Matchback Analytics: Tools to Understand the Relationship Between Catalog Mailings and the Flood of Web Buyers
In the first of a three-part series over the next three weeks, catalog circulation consultant Jim Coogan takes an in-depth look at the data catalogers should be obtaining from their matchback analytics.
In today’s multichannel commerce environment, the Web is producing a flood of orders. And typically these orders come without source codes. A growing number of catalogers are recognizing the need for matchback analysis to understand response to their catalog mailings.
Matchbacks simply are matching mailing files to order files to see who responded to a catalog mailing vs. responded online. As more catalogers recognize the need for matchbacks, they need to dig deep into this new type of analysis to understand what matchback analysis can tell marketers about optimizing their circulation.
Your matchback results provide a much richer and deeper source of data than merely telling you the total response of each list segment mailed, as well as those list segments that performed above breakeven.
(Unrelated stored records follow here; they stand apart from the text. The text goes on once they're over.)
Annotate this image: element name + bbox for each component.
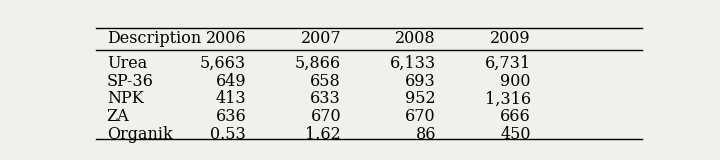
Text: Description: Description xyxy=(107,30,201,47)
Text: 670: 670 xyxy=(405,108,436,125)
Text: 5,663: 5,663 xyxy=(200,55,246,72)
Text: 900: 900 xyxy=(500,73,531,90)
Text: 0.53: 0.53 xyxy=(210,126,246,143)
Text: 450: 450 xyxy=(500,126,531,143)
Text: SP-36: SP-36 xyxy=(107,73,153,90)
Text: 952: 952 xyxy=(405,90,436,107)
Text: 658: 658 xyxy=(310,73,341,90)
Text: 633: 633 xyxy=(310,90,341,107)
Text: 6,731: 6,731 xyxy=(485,55,531,72)
Text: Urea: Urea xyxy=(107,55,147,72)
Text: 2008: 2008 xyxy=(395,30,436,47)
Text: 5,866: 5,866 xyxy=(295,55,341,72)
Text: 1.62: 1.62 xyxy=(305,126,341,143)
Text: 670: 670 xyxy=(310,108,341,125)
Text: 1,316: 1,316 xyxy=(485,90,531,107)
Text: Organik: Organik xyxy=(107,126,173,143)
Text: 649: 649 xyxy=(215,73,246,90)
Text: 666: 666 xyxy=(500,108,531,125)
Text: ZA: ZA xyxy=(107,108,130,125)
Text: NPK: NPK xyxy=(107,90,143,107)
Text: 86: 86 xyxy=(415,126,436,143)
Text: 6,133: 6,133 xyxy=(390,55,436,72)
Text: 693: 693 xyxy=(405,73,436,90)
Text: 636: 636 xyxy=(215,108,246,125)
Text: 413: 413 xyxy=(215,90,246,107)
Text: 2009: 2009 xyxy=(490,30,531,47)
Text: 2007: 2007 xyxy=(300,30,341,47)
Text: 2006: 2006 xyxy=(206,30,246,47)
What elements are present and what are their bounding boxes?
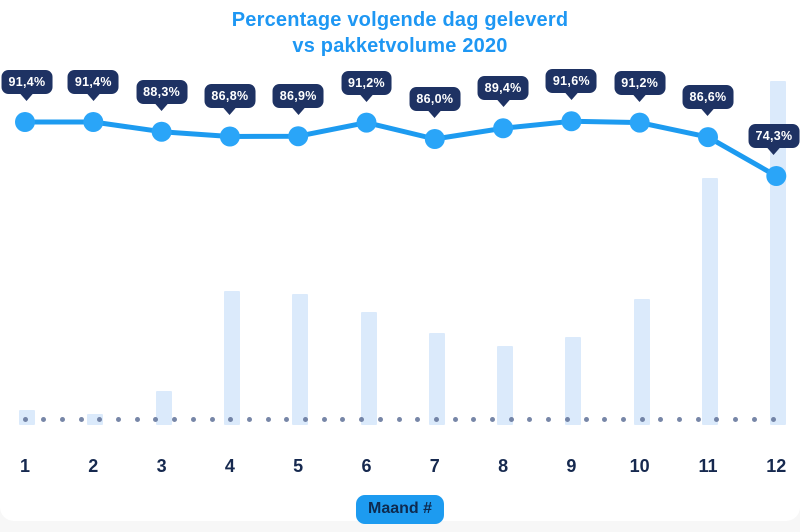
baseline-dot [471, 417, 477, 422]
baseline-dot [265, 417, 271, 422]
percentage-line [22, 118, 779, 179]
volume-bar-month-6 [360, 312, 377, 425]
x-tick-month-6: 6 [361, 456, 372, 476]
baseline-dot [246, 417, 252, 422]
x-tick-month-2: 2 [88, 456, 99, 476]
value-badge-month-9: 91,6% [545, 69, 597, 94]
baseline-dot [321, 417, 327, 422]
data-point-month-2 [83, 112, 104, 132]
baseline-dot [677, 417, 682, 422]
value-badge-month-2: 91,4% [67, 69, 119, 94]
baseline-dot [340, 417, 346, 422]
baseline-dot [433, 417, 439, 422]
x-tick-month-7: 7 [429, 456, 440, 476]
baseline-dot [377, 417, 383, 422]
data-point-month-4 [219, 126, 240, 147]
volume-bar-month-11 [702, 178, 718, 425]
baseline-dot [190, 417, 196, 422]
baseline-dot [452, 417, 458, 422]
x-tick-month-12: 12 [766, 456, 787, 476]
x-tick-month-4: 4 [224, 456, 235, 476]
x-tick-month-10: 10 [629, 456, 650, 476]
value-badge-month-1: 91,4% [1, 69, 53, 94]
x-tick-month-1: 1 [19, 456, 31, 476]
volume-bar-month-9 [565, 337, 582, 425]
data-point-month-6 [356, 112, 377, 133]
baseline-dot [490, 417, 495, 422]
baseline-dot [527, 417, 533, 422]
baseline-dot [751, 417, 757, 422]
chart-card [0, 0, 800, 521]
baseline-dot [59, 417, 65, 422]
x-axis-label: Maand # [367, 500, 433, 517]
baseline-dot [396, 417, 402, 422]
volume-bar-month-10 [633, 299, 650, 425]
data-point-month-7 [424, 129, 445, 149]
volume-bar-month-4 [223, 291, 240, 425]
value-badge-month-3: 88,3% [136, 79, 188, 104]
value-badge-month-5: 86,9% [272, 84, 324, 109]
value-badge-month-6: 91,2% [341, 70, 392, 95]
baseline-dot [359, 417, 365, 422]
baseline-dot [714, 417, 720, 422]
baseline-dot [602, 417, 608, 422]
baseline-dot [172, 417, 178, 422]
x-tick-month-5: 5 [293, 456, 304, 476]
value-badge-month-4: 86,8% [204, 84, 256, 109]
value-badge-month-8: 89,4% [477, 76, 529, 101]
baseline-dot [209, 417, 215, 422]
baseline-dot [97, 417, 103, 422]
data-point-month-10 [629, 112, 650, 133]
baseline-dot [415, 417, 421, 422]
baseline-dot [583, 417, 589, 422]
baseline-dot [639, 417, 645, 422]
baseline-dot [303, 417, 308, 422]
baseline-dot [564, 417, 570, 422]
baseline-dot [22, 417, 28, 422]
x-tick-month-11: 11 [698, 456, 718, 476]
x-axis-label-badge: Maand # [355, 495, 445, 524]
data-point-month-12 [766, 166, 787, 186]
baseline-dot [153, 417, 159, 422]
data-point-month-5 [288, 126, 309, 147]
baseline-dot [695, 417, 701, 422]
baseline-dot [134, 417, 140, 422]
baseline-dot [620, 417, 626, 422]
x-tick-month-9: 9 [566, 456, 577, 476]
x-tick-month-3: 3 [156, 456, 167, 476]
baseline-dot [508, 417, 514, 422]
volume-bar-month-5 [292, 294, 309, 425]
value-badge-month-7: 86,0% [409, 87, 461, 111]
baseline-dot [116, 417, 121, 422]
baseline-dot [78, 417, 84, 422]
volume-bar-month-7 [428, 333, 445, 425]
baseline-dot [658, 417, 664, 422]
baseline-dot [546, 417, 552, 422]
baseline-dot [284, 417, 290, 422]
chart-title-line2: vs pakketvolume 2020 [292, 35, 508, 57]
chart-title: Percentage volgende dag geleverd vs pakke… [0, 7, 800, 59]
value-badge-month-12: 74,3% [748, 123, 800, 148]
baseline-dot [733, 417, 739, 422]
data-point-month-8 [493, 118, 514, 139]
data-point-month-1 [15, 112, 35, 132]
volume-bar-month-3 [155, 391, 172, 425]
data-point-month-3 [151, 121, 172, 142]
x-tick-month-8: 8 [498, 456, 509, 476]
baseline-dot [228, 417, 234, 422]
baseline-dot [41, 417, 47, 422]
chart-title-line1: Percentage volgende dag geleverd [231, 9, 569, 31]
data-point-month-11 [698, 127, 718, 148]
volume-bar-month-8 [497, 346, 514, 425]
baseline-dot [770, 417, 776, 422]
data-point-month-9 [561, 111, 582, 132]
value-badge-month-10: 91,2% [614, 70, 666, 95]
value-badge-month-11: 86,6% [682, 85, 734, 110]
volume-bar-month-2 [87, 414, 104, 425]
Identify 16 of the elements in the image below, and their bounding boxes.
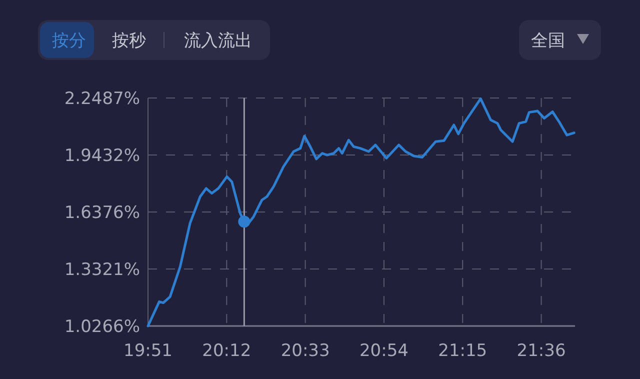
x-tick-label: 21:36 — [516, 341, 566, 361]
x-tick-label: 20:33 — [280, 341, 330, 361]
y-tick-label: 1.3321% — [64, 260, 140, 280]
line-series — [146, 97, 576, 328]
y-tick-label: 1.9432% — [64, 146, 140, 166]
text: 流入流出 — [184, 31, 252, 51]
x-tick-label: 20:54 — [359, 341, 408, 361]
x-tick-label: 21:15 — [438, 341, 488, 361]
text: 按秒 — [112, 31, 146, 51]
text: 按分 — [52, 31, 86, 51]
y-tick-label: 1.6376% — [64, 202, 140, 223]
y-tick-label: 2.2487% — [64, 88, 140, 109]
x-tick-label: 19:51 — [124, 341, 172, 361]
y-tick-label: 1.0266% — [64, 316, 140, 337]
x-tick-label: 20:12 — [202, 341, 252, 361]
text: 全国 — [531, 31, 565, 51]
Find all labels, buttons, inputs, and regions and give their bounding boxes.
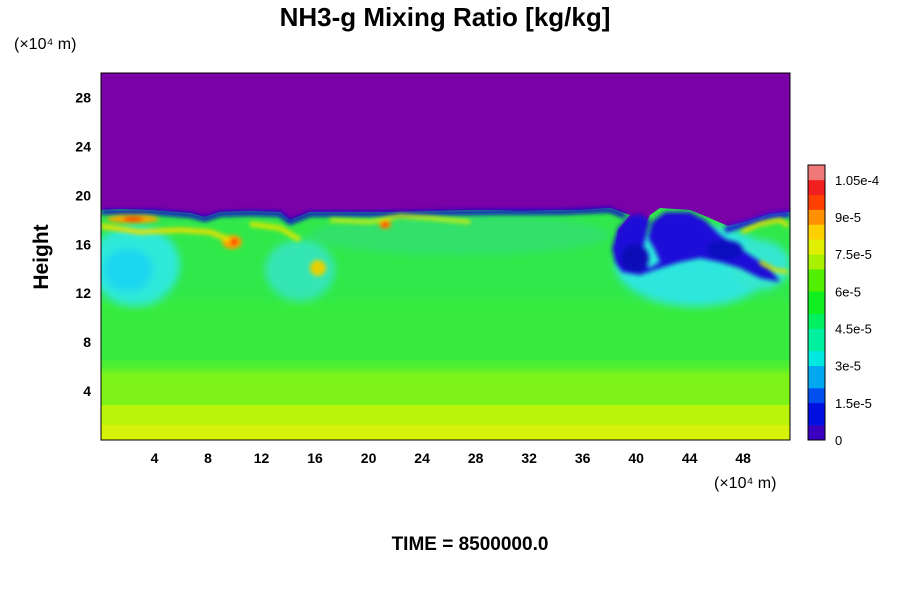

With the flood of Web orders lacking source codes, catalogers are using matchbacks to get more complete mailing results.
The Basic Analytics
When running a matchback, you get full response data for each list segment with both the source-coded orders and the matchback orders where no source code was given but the order matches a household that was recently mailed. This data is the basic response data catalogers use to track each mailing and each segment mailed in a catalog drop. Listed below are eight key factors involved in helping you get the most out of your matchback data.
1. Total response of each list segment mailed, sales per book, response rate and average order value: This comprises the basis of measuring list response. The difference with matchbacks is you get all the orders that match the mail file, not just the orders that come with source codes.